During a phone interview with The New York Times on Tuesday, the President-elect vaguely alluded to an Obamacare repeal vote occurring, "probably some time next week." In keeping with that promise, Republicans got to work during the all night voting marathon. But why in the middle of the night?

The reason this particular voting process didn't close until 1:30 a.m. ET was because a vote-a-rama is by definition a lengthy process during which Senators both challenge and present amendments to proposed pieces of legislation — which, in this case, involved Democrat members of Senate fighting to defend Obamacare. Due to the lengthy nature of this process, and the unpredictability of how many amendments will be presented, vote-a-ramas are required to happen during hours that don't overlap with regular Senate hearings.

The all night process resulted in a 51-48 vote along party lines in favor of a budget resolution that would lay the groundwork for Obamacare to be stripped. While the actual piece of legislation that would result in stripping ACA won't be voted on until Friday, the late night votes on Wednesday laid out the plan to dismantle. Unfortunately, as of yet, the Senate Republicans haven't laid out a clear alternative to Obamacare once it's repealed, which could pose a grave problem to the 20 million people whose health insurance was made possible by Obamacare.

For Republicans, it was a proactive move to hold a vote-o-rama about the legislation before Trump is even office, and yet, the quick movement could potentially backfire without a replacement plan. At least, that's what a handful of both Republicans and Democrats have expressed.

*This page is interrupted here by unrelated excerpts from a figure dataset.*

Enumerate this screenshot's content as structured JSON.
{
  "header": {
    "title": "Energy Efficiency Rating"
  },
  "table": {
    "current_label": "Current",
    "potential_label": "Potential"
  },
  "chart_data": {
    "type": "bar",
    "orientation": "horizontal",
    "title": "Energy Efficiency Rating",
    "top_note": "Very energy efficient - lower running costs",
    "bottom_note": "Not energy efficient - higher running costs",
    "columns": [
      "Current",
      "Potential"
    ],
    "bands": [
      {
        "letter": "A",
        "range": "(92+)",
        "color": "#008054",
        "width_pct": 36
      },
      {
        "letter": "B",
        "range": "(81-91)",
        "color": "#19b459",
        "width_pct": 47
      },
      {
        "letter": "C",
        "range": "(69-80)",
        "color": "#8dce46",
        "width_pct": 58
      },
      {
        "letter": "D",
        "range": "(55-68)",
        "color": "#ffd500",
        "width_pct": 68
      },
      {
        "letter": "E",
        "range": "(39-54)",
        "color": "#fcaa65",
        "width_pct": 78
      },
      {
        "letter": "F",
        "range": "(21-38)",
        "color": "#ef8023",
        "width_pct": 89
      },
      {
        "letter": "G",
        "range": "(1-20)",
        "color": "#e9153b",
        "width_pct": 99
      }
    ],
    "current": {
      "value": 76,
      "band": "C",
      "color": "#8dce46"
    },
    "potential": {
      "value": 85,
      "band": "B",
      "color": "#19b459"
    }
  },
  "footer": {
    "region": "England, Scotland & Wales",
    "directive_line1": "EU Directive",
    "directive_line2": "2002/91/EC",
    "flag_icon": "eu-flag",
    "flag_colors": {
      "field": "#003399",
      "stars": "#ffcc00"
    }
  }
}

Chip Somodevilla/Getty Images News/Getty Images

Tennessee Republican Sen. Bob Corker told CNN that he thinks it would be wiser for his fellow Republicans to find a replacement plan before stripping Obamacare. "To me, it's much more prudent to figure out where you're going to go from here, and attempt to do it all at the same time. People will see some of the flaws in just repealing only," he said.

In what might provide a sliver of hope to those concerned about the possibility of the ACA being repealed, Corker is hardly alone in his concerns about the lack of replacement. North Carolina Republican Rep. Mark Meadows told The Washington Post that he also thinks there should be a firm healthcare replacement plan established before moving forward. "We just want more specifics. I’m willing to take a vote today if we have the specifics. So it’s not as much slow it down for slowing-it-down purposes as it is, we need to know what we’re going to replace it with," he said.

Unsurprisingly, the concerns on the other side of the political aisle don't so much echo those of Meadows and Corkers, but rather take it a step further. Vermont Sen. Bernie Sanders openly expressed his disapproval of the possible demise of Obamacare to POLITICO, making sure to point out how many millions of Americans could be left in a lurch without healthcare. He said, "I understand Sen. Corker wants more time. Maybe they will develop a plan, but right now, what they are talking about is repealing legislation which has brought millions of people health care and they have no substitute."

While we wait to see how the outcome of the House vote on Friday, those of us opposed to the stripping of healthcare insurance can call our representatives to protest the GOP repealing Obamacare. The job of our representatives is to represent the concerns of their constituents, so don't hesitate to make your voice heard if you are concerned.